Out of breath, he walked a little farther, feeling by turns angry and betrayed, then frightened for his brother, then worried and very alone. In this tumult of emotion his active imagination conjured up a variety of explanations for his situation:

—They had grown tired of waiting for him, bought the firecrackers and were now journeying back to Jefferson Road. (A vision that left him wondering why they hadn't called to him, or fetched him from the store.)

—Charlie had become ill, and the men had rushed him to a doctor's office. (Which led to a fruitless search among the few buildings of the small town.)

—The men had taken a different road back into town, had called at the store and learned that Andrew had already left, and were at this moment on the way home. (That this situation was his own fault, he was too ready to believe.)
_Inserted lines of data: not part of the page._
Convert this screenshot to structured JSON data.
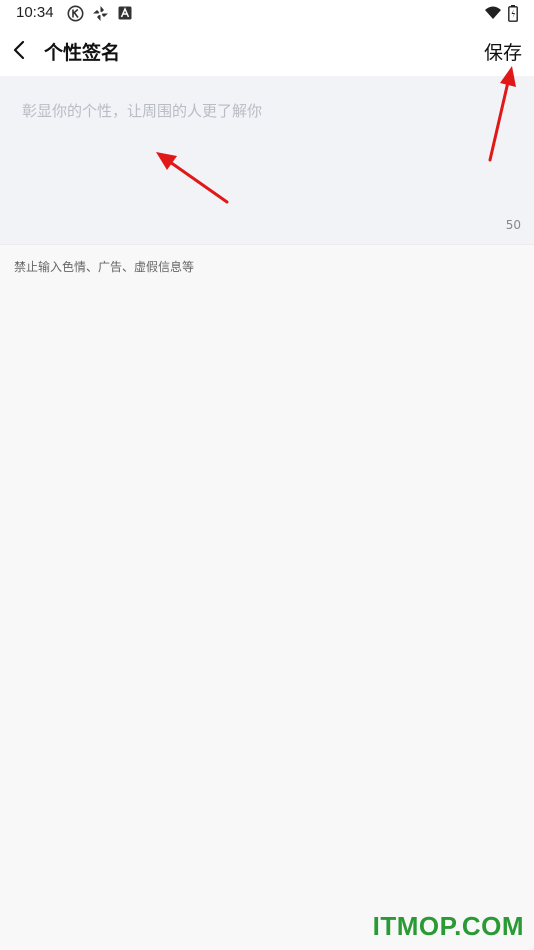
{
  "status_bar": {
    "time": "10:34",
    "icons": [
      "k-circle-icon",
      "pinwheel-icon",
      "a-badge-icon",
      "wifi-icon",
      "battery-icon"
    ]
  },
  "header": {
    "title": "个性签名",
    "save_label": "保存",
    "back_icon": "chevron-left-icon"
  },
  "signature": {
    "placeholder": "彰显你的个性，让周围的人更了解你",
    "value": "",
    "char_limit": "50"
  },
  "notice": "禁止输入色情、广告、虚假信息等",
  "watermark": "ITMOP.COM",
  "colors": {
    "page_bg": "#f8f8f8",
    "input_bg": "#f2f3f7",
    "arrow": "#e01818",
    "watermark": "#2a9a35"
  }
}
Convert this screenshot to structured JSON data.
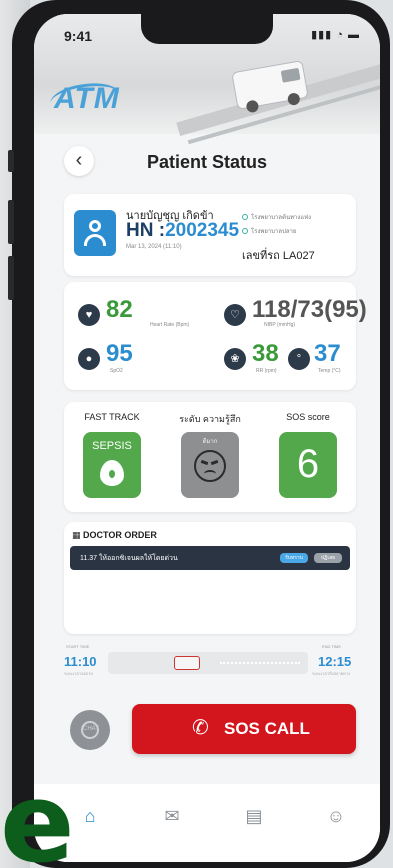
{
  "status_bar": {
    "time": "9:41",
    "icons": "▮▮▮ ◔ ▬"
  },
  "app": {
    "logo_text": "ATM",
    "title": "Patient Status"
  },
  "patient": {
    "name": "นายบัญชุญ เกิดข้า",
    "hn_label": "HN :",
    "hn_value": "2002345",
    "date": "Mar 13, 2024 (11:10)",
    "legend_1": "โรงพยาบาลต้นทางแห่ง",
    "legend_2": "โรงพยาบาลปลาย",
    "car_label": "เลขที่รถ LA027"
  },
  "vitals": [
    {
      "icon": "heart-icon",
      "glyph": "♥",
      "value": "82",
      "unit": "Heart Rate (Bpm)",
      "color": "#3a9a3a"
    },
    {
      "icon": "blood-pressure-icon",
      "glyph": "♡",
      "value": "118/73(95)",
      "unit": "NIBP (mmHg)",
      "color": "#555555"
    },
    {
      "icon": "oxygen-icon",
      "glyph": "●",
      "value": "95",
      "unit": "SpO2",
      "color": "#2b8dd0"
    },
    {
      "icon": "lungs-icon",
      "glyph": "❀",
      "value": "38",
      "unit": "RR (rpm)",
      "color": "#3a9a3a"
    },
    {
      "icon": "thermometer-icon",
      "glyph": "°",
      "value": "37",
      "unit": "Temp (°C)",
      "color": "#2b8dd0"
    }
  ],
  "track": {
    "fast_track_label": "FAST TRACK",
    "sepsis_label": "SEPSIS",
    "feeling_label": "ระดับ ความรู้สึก",
    "feeling_value": "ดีมาก",
    "sos_label": "SOS score",
    "sos_value": "6"
  },
  "order": {
    "title": "DOCTOR ORDER",
    "text": "11.37 ให้ออกซิเจนผลให้โดยด่วน",
    "btn_1": "รับทราบ",
    "btn_2": "ปฏิเสธ"
  },
  "timeline": {
    "start_label": "START TIME",
    "start_time": "11:10",
    "start_sub": "ระยะเวลาออกรถ",
    "end_label": "END TIME",
    "end_time": "12:15",
    "end_sub": "ระยะเวลาถึงปลายทาง"
  },
  "actions": {
    "chat_label": "CHAT",
    "sos_call": "SOS CALL"
  },
  "overlay_letter": "e",
  "colors": {
    "primary": "#2b8dd0",
    "danger": "#d3161e",
    "success": "#52a84a"
  }
}
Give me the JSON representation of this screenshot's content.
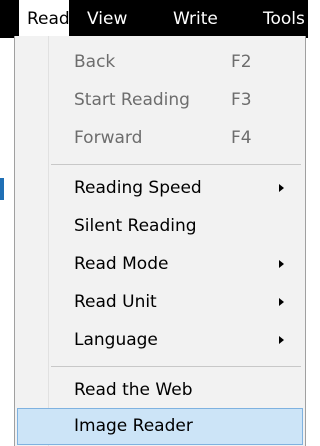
{
  "menubar": {
    "items": [
      {
        "label": "Read"
      },
      {
        "label": "View"
      },
      {
        "label": "Write"
      },
      {
        "label": "Tools"
      }
    ]
  },
  "menu": {
    "group1": [
      {
        "label": "Back",
        "shortcut": "F2",
        "enabled": false
      },
      {
        "label": "Start Reading",
        "shortcut": "F3",
        "enabled": false
      },
      {
        "label": "Forward",
        "shortcut": "F4",
        "enabled": false
      }
    ],
    "group2": [
      {
        "label": "Reading Speed",
        "submenu": true
      },
      {
        "label": "Silent Reading",
        "submenu": false
      },
      {
        "label": "Read Mode",
        "submenu": true
      },
      {
        "label": "Read Unit",
        "submenu": true
      },
      {
        "label": "Language",
        "submenu": true
      }
    ],
    "group3": [
      {
        "label": "Read the Web"
      },
      {
        "label": "Image Reader",
        "highlighted": true
      }
    ]
  },
  "colors": {
    "menubar_bg": "#000000",
    "menu_bg": "#f2f2f2",
    "highlight_bg": "#cce4f7",
    "disabled_text": "#6d6d6d"
  }
}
—Charlie, angry over the gift of the quarter, had urged the men to trick Andrew, and they were at this moment laughing as they drank cool glasses of lemonade in the shade of the old oak. (Too unlike Charlie.)

Andrew, although cosseted and sheltered, was not a stupid child, and one last possibility took hold of his young mind. Perhaps the men had tricked both boys, and for reasons Andrew could not fathom, had stolen Charlie.

He felt hot tears fill his eyes, but dashed them away quickly. He wanted no harm to come to his brother, but he did not know what to do next. The thought of returning home without Charlie was unbearable.

He began to ask the few people he met on the street if they had seen Charlie or the men. Invariably, they had not. To his surprise, they were rude and brusque in their answers. These were hard people, he thought, nothing like the folk who surrounded him at home. The town and its few inhabitants suddenly seemed mean and low to him. He went back to the one place where he had been treated with courtesy.

The shopkeeper was less friendly this time, but politely told him that he knew nothing of anyone named Phil or Jack, had not seen a five-year-old boy named Charlie. When asked if he knew where firecrackers were sold, he proclaimed one could find them locally only in Andrew's hometown.